Salman Rushdie is a very fascinating man. I follow him on twitter and he always has something interesting to say. He has written a lot of books and I’ve only read one of them so far, The Satanic Verse. This was one of those books where I felt, that I wasn’t clever enough – or at least hadn’t enough knowledge about it’s subject. I’ve been wanting to read Midnight’s Children for several years and I hope to get around to reading it even though I already have one Rushdie novel on my list of books I want to read this year. Rushdie is an author that I really hope I can get into – his books sounds so good. Besides, Midnight’s Children won the Booker of Bookers in 2008 – as well as the Best of Bookers in 1993 after first winning the Man Booker Prize in 1981.

About the book:

Born at the stroke of midnight at the exact moment of India’s independence, Saleem Sinai is a special child. However, this coincidence of birth has consequences he is not prepared for: telepathic powers connect him with 1,000 other ‘midnight’s children’ all of whom are endowed with unusual gifts. Inextricably linked to his nation, Saleem’s story is a whirlwind of disasters and triumphs that mirrors the course of modern India at its most impossible and glorious.

F. Scott Fitzgerald: The Great Gatsby

Years ago I watched The Great Gatsby with Robert Redford. I didn’t get it. I don’t remember anything from it except that it was Robert Redford. I think it’s one of those stories that you can’t appreciate before you reach a certain level of maturity. I’ve read some interesting reviews of this recently and I think – or at least hope – that I have reached a high enough level of maturity now to get it. By the way, I noticed that this year there’s new movie version of this story out – of course with Leonardo di Caprio …

About the book:

The parties at Gatsby’s Long Island mansion were legendarily glamorous affairs. Yet amid the throng of guests, starlets and champagne waiters, their host would appear oddly aloof. For there was only one person Jay Gatsby sought to impress. She was Daisy Buchanan: married, elegant, seducing men with a silken charisma and ‘a voice … full of money’. As Gatsby pursues shady deals and his doomed obsession with Daisy, F. Scott Fitzgerald distills the essence of the Jazz Age, and probes to the empty heart of the American Dream.
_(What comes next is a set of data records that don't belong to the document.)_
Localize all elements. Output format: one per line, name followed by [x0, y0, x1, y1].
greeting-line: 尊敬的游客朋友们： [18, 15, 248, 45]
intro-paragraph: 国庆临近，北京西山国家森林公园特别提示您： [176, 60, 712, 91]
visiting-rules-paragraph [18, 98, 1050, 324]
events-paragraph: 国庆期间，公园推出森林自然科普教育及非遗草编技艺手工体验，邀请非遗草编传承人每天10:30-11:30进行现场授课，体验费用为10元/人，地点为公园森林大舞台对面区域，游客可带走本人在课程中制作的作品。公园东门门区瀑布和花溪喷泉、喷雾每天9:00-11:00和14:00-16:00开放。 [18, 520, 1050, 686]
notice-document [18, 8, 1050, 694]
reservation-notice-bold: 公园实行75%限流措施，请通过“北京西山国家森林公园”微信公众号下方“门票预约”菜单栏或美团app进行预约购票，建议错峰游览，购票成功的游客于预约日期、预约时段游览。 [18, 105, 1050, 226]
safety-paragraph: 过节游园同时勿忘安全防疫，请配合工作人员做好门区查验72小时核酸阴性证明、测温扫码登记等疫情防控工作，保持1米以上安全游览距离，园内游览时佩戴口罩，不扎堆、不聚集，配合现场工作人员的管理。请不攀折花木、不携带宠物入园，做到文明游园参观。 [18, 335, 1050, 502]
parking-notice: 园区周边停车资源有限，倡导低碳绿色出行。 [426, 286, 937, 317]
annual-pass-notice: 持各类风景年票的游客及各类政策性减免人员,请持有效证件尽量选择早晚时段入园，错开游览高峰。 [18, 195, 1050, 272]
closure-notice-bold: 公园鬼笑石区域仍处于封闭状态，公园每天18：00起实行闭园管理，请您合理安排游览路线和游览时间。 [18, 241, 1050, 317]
Jane Austen: Northanger Abbey

I’ve read three of Jane Austen’s novels so far – Pride and Prejudice, Sense and Sensibility and Emma. I liked them all three – I preferred Pride and Prejudice (although I think I prefer P & P with Colin Firth). I’m looking forward to reading this one. There’s just something about Austen, I like. Even though this book on the surface doesn’t sound special, I’m sure it is good since it’s Austen.

About the book:

Catherine Morland, an unremarkable tomboy as a child, is thrown amongst all the ‘difficulties and dangers’ of Bath at the ripe age of seventeen. Armed with an unworldly charm and a vivic imagination, she must overcome the caprices of elegant society, encountering along the way such characters as the vacuous Mrs Allen, coquettish Isabella and the brash bully John Thorpe. Catherine’s invitation to Northanger Abbey, in her eyes a haven of coffins, skeletons and other Gothic devices, does lead to an adventure, though one she didn’t expect, and her misjudgement of the ambitious, somewhat villainous General Tilney is not wholly unjustified. However, with the aid of the ‘unromantic’ hero Henry Tilney, Catherine gradually progresses towards maturity and self-knowledge.